Ричард положил перед Полом серебряную монетку.
— Это все, что есть.
Но Маккартни по-прежнему молчал.
Джон хмыкнул и на акустической гитаре начал перебирать неприличный блатной мотивчик, что-то о прошмандовке Мэгги, которая умела вовремя смыться… По-видимому, он лабал обещанный ранее «городской фольклор».
— Они уже начали? — спросил у ассистента звукорежиссер, появляясь в рубке.
Был он подтянут и коротко острижен. Свежевыстиранная рубашка, пахнущая утюгом и крахмалом, довершала сходство с правительственным чиновником.
— Они давно начали, но ни к чему не пришли, — прошептал ассистент.
— Добрый вечер, господа! — сказал в микрофон звукорежиссер, садясь за пульт. — Вернее, доброй ночи!

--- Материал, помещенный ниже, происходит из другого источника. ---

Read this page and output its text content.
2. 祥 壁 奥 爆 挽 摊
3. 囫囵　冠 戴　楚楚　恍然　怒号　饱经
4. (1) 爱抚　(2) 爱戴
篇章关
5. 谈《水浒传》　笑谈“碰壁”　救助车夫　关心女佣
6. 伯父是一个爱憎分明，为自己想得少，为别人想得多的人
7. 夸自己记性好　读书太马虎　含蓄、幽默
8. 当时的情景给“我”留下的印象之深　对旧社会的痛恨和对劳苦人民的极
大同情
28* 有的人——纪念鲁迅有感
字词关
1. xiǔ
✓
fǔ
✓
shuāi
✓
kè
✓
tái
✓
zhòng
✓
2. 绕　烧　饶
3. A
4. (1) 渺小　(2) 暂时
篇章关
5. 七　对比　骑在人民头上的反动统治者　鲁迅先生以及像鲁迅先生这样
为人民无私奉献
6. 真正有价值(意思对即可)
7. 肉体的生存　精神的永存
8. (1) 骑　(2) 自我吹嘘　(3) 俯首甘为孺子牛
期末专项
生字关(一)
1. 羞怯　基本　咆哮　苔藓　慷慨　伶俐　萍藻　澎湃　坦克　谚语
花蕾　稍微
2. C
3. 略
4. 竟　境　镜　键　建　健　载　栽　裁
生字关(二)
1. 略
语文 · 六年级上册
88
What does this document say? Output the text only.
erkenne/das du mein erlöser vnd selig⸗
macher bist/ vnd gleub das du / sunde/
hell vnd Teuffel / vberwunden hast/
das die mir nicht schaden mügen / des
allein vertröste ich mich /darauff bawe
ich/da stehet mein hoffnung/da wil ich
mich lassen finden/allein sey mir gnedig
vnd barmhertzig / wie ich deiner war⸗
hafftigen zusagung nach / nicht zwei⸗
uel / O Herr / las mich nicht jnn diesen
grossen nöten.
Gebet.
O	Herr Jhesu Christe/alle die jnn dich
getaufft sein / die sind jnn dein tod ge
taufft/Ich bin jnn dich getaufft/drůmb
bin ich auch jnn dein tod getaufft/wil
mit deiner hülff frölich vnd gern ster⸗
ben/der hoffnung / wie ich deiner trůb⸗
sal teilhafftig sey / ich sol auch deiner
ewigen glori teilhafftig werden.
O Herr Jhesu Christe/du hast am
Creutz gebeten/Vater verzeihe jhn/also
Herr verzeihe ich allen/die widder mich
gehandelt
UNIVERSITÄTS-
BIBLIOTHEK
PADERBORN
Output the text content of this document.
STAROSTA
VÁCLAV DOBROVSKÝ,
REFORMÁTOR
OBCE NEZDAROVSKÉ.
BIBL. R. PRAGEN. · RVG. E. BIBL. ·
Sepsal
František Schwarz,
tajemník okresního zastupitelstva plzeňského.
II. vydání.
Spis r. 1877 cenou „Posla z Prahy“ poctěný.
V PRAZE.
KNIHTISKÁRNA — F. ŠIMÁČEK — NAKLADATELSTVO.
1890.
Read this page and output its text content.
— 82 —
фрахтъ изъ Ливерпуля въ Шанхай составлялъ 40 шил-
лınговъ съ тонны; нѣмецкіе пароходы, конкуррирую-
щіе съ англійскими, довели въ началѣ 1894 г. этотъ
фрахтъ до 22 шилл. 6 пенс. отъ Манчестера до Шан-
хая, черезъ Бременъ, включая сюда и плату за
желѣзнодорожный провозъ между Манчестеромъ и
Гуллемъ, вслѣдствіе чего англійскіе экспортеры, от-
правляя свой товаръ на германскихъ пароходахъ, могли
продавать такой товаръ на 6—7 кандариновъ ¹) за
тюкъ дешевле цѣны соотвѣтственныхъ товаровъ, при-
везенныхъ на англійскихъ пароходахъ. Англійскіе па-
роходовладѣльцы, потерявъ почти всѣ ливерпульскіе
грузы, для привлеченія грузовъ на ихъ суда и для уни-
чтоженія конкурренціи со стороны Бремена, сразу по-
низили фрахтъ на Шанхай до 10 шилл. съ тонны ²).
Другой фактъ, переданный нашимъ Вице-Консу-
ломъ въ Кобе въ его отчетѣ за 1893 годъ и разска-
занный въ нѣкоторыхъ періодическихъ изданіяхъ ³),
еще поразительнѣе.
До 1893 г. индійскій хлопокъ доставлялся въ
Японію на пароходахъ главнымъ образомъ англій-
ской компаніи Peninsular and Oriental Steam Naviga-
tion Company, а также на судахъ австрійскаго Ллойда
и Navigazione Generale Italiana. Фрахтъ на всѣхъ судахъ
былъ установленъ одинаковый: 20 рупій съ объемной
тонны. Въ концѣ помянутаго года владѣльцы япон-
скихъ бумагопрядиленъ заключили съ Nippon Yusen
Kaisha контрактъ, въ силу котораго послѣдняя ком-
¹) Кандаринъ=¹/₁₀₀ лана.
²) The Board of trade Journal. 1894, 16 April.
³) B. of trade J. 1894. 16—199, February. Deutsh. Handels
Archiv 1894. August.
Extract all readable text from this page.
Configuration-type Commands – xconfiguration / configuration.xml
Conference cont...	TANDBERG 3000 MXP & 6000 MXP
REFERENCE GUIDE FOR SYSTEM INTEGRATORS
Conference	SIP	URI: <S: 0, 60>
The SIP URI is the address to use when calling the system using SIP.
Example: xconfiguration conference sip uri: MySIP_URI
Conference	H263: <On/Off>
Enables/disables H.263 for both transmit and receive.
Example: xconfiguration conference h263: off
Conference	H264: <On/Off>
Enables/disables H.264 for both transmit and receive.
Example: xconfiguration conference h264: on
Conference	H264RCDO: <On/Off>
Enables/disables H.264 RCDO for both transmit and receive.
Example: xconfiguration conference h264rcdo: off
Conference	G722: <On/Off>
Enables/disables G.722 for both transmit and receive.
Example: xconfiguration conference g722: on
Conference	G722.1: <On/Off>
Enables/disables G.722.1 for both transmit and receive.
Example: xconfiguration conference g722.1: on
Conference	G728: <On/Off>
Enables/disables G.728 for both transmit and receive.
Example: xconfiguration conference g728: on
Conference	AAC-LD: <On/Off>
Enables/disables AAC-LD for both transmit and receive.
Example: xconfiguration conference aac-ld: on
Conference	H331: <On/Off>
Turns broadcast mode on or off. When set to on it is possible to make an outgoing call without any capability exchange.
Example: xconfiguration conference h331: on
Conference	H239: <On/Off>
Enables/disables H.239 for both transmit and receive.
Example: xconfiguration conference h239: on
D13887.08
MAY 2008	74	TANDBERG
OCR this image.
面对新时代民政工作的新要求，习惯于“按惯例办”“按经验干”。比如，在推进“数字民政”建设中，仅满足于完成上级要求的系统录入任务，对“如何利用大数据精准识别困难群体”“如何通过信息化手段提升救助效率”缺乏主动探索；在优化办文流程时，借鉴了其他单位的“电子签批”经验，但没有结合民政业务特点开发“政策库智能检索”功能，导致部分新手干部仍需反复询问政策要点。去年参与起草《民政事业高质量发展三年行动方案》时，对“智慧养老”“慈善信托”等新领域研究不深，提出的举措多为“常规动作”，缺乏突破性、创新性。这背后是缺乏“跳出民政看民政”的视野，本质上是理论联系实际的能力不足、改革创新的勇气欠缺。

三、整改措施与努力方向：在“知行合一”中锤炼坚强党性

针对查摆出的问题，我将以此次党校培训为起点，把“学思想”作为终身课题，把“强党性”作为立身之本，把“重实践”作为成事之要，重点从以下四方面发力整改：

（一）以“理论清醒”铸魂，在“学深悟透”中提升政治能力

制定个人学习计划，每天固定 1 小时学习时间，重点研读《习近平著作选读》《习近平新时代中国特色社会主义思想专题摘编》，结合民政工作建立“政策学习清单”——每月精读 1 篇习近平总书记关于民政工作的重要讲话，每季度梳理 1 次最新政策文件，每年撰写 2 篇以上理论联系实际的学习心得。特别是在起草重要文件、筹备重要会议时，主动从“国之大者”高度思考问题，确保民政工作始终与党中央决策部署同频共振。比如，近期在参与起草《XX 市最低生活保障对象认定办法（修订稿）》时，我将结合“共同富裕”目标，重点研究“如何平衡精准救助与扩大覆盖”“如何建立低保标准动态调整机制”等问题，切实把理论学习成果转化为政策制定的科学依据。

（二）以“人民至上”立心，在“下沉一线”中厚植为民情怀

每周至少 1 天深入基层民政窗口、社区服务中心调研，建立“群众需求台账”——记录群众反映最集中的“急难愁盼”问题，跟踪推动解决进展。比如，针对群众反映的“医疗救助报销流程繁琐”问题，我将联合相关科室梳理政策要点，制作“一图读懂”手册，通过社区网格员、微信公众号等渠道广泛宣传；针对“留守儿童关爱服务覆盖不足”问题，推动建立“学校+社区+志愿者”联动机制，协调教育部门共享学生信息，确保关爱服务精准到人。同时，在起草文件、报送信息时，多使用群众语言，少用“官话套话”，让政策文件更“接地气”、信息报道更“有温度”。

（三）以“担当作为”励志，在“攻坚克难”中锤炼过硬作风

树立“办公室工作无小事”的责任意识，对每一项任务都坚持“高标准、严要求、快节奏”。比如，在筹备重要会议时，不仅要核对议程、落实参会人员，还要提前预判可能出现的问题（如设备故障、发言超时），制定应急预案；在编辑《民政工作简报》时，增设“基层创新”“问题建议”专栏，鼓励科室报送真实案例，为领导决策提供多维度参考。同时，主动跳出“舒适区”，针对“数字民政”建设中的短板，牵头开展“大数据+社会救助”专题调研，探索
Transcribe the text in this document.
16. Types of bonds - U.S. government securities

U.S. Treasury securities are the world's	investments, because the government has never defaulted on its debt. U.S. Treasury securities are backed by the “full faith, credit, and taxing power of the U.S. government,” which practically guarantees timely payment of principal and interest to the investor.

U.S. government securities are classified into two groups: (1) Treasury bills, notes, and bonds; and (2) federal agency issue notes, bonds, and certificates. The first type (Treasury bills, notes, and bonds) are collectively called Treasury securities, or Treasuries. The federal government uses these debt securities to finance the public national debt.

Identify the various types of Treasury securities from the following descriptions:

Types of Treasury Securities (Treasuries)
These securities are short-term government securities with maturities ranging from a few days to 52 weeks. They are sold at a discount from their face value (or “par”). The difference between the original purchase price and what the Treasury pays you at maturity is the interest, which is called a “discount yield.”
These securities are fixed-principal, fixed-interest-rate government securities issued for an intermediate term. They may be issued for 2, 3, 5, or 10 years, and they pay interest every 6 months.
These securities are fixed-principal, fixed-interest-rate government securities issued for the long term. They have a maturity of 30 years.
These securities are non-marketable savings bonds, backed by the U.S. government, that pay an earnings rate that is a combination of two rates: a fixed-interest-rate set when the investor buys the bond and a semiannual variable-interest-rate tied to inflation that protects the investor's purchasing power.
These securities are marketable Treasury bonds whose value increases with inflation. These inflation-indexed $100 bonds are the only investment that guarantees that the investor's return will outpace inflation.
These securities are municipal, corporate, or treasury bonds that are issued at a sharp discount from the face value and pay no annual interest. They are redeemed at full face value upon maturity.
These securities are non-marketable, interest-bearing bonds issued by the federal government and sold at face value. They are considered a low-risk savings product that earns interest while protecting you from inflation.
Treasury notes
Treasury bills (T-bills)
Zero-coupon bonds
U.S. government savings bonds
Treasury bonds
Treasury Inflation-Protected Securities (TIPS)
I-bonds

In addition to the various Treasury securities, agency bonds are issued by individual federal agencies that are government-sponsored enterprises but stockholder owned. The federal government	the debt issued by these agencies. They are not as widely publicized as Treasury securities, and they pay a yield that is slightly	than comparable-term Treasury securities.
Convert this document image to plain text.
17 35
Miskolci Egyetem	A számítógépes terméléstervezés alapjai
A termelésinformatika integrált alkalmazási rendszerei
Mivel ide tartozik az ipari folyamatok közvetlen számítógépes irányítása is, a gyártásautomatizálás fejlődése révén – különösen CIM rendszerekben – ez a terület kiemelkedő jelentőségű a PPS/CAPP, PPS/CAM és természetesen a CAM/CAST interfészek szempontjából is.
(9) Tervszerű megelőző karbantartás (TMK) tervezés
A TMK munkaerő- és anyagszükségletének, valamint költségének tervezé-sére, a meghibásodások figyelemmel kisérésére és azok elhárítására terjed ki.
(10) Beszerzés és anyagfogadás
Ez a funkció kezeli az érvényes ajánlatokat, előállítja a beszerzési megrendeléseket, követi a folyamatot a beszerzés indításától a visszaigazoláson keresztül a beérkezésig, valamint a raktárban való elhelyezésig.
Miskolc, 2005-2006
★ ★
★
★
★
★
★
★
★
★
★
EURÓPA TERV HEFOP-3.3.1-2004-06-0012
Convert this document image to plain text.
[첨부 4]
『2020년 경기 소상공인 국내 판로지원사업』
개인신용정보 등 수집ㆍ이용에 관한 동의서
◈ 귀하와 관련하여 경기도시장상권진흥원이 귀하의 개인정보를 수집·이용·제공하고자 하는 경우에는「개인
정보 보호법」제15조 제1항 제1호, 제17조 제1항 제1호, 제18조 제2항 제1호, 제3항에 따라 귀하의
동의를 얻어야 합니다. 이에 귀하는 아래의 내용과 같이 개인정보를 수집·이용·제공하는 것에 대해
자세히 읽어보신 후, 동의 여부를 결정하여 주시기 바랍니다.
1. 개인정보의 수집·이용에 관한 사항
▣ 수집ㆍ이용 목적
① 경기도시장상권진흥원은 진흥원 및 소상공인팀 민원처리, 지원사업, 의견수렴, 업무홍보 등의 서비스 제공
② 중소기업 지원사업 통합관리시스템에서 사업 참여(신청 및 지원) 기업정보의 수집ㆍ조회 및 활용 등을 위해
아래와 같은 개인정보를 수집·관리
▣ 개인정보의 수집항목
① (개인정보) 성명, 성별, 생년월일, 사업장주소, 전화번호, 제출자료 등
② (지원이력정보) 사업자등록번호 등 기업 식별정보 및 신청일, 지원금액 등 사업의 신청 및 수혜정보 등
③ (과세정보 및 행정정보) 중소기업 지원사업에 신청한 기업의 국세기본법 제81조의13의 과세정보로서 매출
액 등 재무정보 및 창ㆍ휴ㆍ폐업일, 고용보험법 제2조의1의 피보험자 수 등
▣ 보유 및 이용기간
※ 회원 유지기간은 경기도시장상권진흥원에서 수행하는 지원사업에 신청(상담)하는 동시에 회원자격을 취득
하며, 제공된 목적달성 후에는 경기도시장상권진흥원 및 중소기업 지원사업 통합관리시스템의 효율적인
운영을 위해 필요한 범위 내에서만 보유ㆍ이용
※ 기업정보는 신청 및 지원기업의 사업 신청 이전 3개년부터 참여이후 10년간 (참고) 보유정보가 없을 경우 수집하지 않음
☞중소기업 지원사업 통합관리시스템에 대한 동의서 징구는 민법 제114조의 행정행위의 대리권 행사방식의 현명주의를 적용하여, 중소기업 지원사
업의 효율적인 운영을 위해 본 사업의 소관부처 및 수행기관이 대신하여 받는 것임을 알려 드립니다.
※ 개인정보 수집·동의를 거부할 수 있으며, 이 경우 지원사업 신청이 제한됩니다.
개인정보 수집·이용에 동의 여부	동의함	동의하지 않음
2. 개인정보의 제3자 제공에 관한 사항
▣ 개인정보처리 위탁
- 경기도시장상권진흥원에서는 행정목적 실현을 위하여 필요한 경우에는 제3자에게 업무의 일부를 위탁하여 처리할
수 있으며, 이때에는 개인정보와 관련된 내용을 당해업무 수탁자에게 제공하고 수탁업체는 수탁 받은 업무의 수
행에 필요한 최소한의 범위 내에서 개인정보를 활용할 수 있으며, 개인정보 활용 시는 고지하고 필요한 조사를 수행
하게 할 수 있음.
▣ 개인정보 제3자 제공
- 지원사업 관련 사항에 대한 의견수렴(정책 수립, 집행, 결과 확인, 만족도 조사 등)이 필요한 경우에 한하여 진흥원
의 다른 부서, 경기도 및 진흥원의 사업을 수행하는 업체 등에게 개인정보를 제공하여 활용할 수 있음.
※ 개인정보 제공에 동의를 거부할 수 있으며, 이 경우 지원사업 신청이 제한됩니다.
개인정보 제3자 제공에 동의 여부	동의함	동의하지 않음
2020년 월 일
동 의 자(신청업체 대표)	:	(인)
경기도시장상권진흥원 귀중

— Привет! — вяло откликнулись Рич с Харрисоном, а Леннон только головой кивнул, да и то лениво.
— Медь, — сказал Маккартни, сфокусировав взгляд на рубке. — Мы можем пригласить сейчас медную секцию?
— Нет, — жестко отрубил звукорежиссер. — Заявку на сессионных музыкантов я должен подавать хотя бы за сутки.
— Да вот тебе медь, Буга! — заорал вдруг Леннон. — Вот тебе медь!
Он глумливо приставил ко рту свернутую трубой ладонь и задудел в нее, изображая тромбон.
— Ду! Ду! Ду!
Харрисон поддержал его и тут же издал звук повыше, имитируя флейту.
— Фи! Фи! Фи!
Пол удовлетворенно кивнул и сел за фортепьяно.
— Чепуха какая-то! — прошептал звукорежиссер. — Но, на всякий случай, запишем! Пленка выставлена?
— Еще с вечера, — удовлетворенно сказал ассистент, очевидно гордясь своей предусмотрительностью.
Когда лучи рассвета коснулись темных крыш низких домов, Джордж Харрисон вышел из студии, шатаясь. Под его глазами были круги, а в самих глазах мелькали и прыгали букашки. За несколько часов сессии было сделано больше двадцати дублей песни Пола и почти столько же прикидок ленноновского бульдоляга.
Ни с кем не прощаясь, потому что не было сил, Джордж плюхнулся в кресло припаркованного неподалеку «Астона Мартина» и нажал на газ.
Выезжая на улицу, он заметил у входа в студию одинокую фигуру мальчишки, мокнущего под унылым лондонским дождем, который изображал февральский снег. Случайно обрызгав мальчишку водой из лужи, Харрисон укатил домой.
Глава пятая. Человек с деревянной ногой
Фет просился в свою квартиру при помощи условленного звонка, и этому условленному звонку было, по крайней мере, две причины. Во-первых, мама, сомневаясь в умственных способностях сына, не доверяла тому ключи от двери. И во-вторых, вместе с ними жила соседка Ксения Васильевна, обильно душившаяся «Красной Москвой» и курившая папиросы «Беломор», мундштуки которых она набивала ватой. К Ксении звонили один раз, к отчиму и маме два. А Фет болтался между противоборствующими сторонами, не решаясь примкнуть ни к одной из них.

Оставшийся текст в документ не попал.